Publié le 25 septembre 2017 par lacomtessebleue

J’espère que je retrouverai mes notes pour te parler des ovaires polykystiques parce que j’avais vraiment appris un tas de choses et relevé de nombreuses alternatives naturelles plus ou moins efficaces. Aujourd’hui, je continue mon récit dans l’ordre chronologique. Comme je te le disais, j’étais prête à prendre les choses en main. Ce qui me motive vraiment en cette fin d’année scolaire 2015, c’est la peur de l’hystérosalpingographie. Je n’arrive pas à prendre mon téléphone pour ce fichu rendez-vous. Déjà que je n’aime pas parler au téléphone, là c’est la peur panique rien que d’y penser. J’approfondis donc mes recherches pour trouver des alternatives douces et naturelles qui me permettraient de contourner le problème et m’attaquer à mes symptômes. Certaines ont l’air de ne pas trop mal marcher pour les femmes qui en parlent.

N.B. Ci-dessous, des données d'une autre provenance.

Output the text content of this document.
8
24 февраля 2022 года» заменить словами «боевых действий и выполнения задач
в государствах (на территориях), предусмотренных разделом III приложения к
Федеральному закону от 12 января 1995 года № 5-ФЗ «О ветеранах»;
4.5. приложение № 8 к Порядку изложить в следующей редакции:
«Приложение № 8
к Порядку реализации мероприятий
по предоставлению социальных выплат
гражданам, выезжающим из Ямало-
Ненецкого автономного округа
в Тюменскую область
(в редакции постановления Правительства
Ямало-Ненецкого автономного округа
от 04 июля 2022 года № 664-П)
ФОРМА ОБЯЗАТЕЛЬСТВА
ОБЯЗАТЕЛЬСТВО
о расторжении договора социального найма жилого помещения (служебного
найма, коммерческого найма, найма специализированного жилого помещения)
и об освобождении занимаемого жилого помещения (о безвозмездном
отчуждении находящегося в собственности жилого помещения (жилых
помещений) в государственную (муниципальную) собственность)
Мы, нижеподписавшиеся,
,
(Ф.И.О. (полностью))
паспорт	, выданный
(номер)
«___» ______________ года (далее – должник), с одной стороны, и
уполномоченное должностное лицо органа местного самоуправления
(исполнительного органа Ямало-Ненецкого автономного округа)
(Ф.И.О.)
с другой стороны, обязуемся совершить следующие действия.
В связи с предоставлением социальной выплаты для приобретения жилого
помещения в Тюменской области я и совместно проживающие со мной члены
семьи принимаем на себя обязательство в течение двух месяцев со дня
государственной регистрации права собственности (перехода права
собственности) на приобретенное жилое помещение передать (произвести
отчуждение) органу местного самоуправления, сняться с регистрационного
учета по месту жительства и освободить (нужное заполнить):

Je me renseigne aussi sur les différentes causes d’infertilité. Pour mon cas je relève le surpoids, l’absence d’ovulation, les cycles anarchiques et les hormones en folies. Soit, essayons déjà de s’attaquer aux symptômes. Je suis un peu remotivée par cette pensée et je retrouve du courage. L’été arrive et des solutions alternatives semblent émerger.  Voici donc les actions que j’ai mises en place.

crédits photo : Sasint

1 – Rendez-vous avec une diététicienne

Je me dis qu’au pire, ça ne pourra pas me faire de mal. Je retrouverai le poids dans lequel je me sentais mieux et à défaut d’être maman, j’aurais une silhouette qui me plaira. Et puis si, par bonheur, je peux aussi rétablir des cycles et une ovulation, ce sera toujours ça de pris ! Sache que pour de nombreuses femmes perdre 5 à 10 % de son poids permet de retrouver tout ça. (J’espère que j’aurais l’occasion de détailler ce point puisque mon poids a largement marqué mon histoire. En revanche, je ne voudrais pas lancer de débat ici, je sais d’expérience qu’on n’est pas égaux face à ça, qu’on peut ne pas vouloir ou pouvoir perdre ou prendre du poids, et que les soucis peuvent avoir une origine complètement différente. Je sais aussi que certaines femmes en sous-poids ou en sur-poids n’auront jamais de soucis de fertilité. Nous en reparlerons donc un peu plus tard si tu veux bien).  Mon premier rendez-vous est pris pour le 22 juin.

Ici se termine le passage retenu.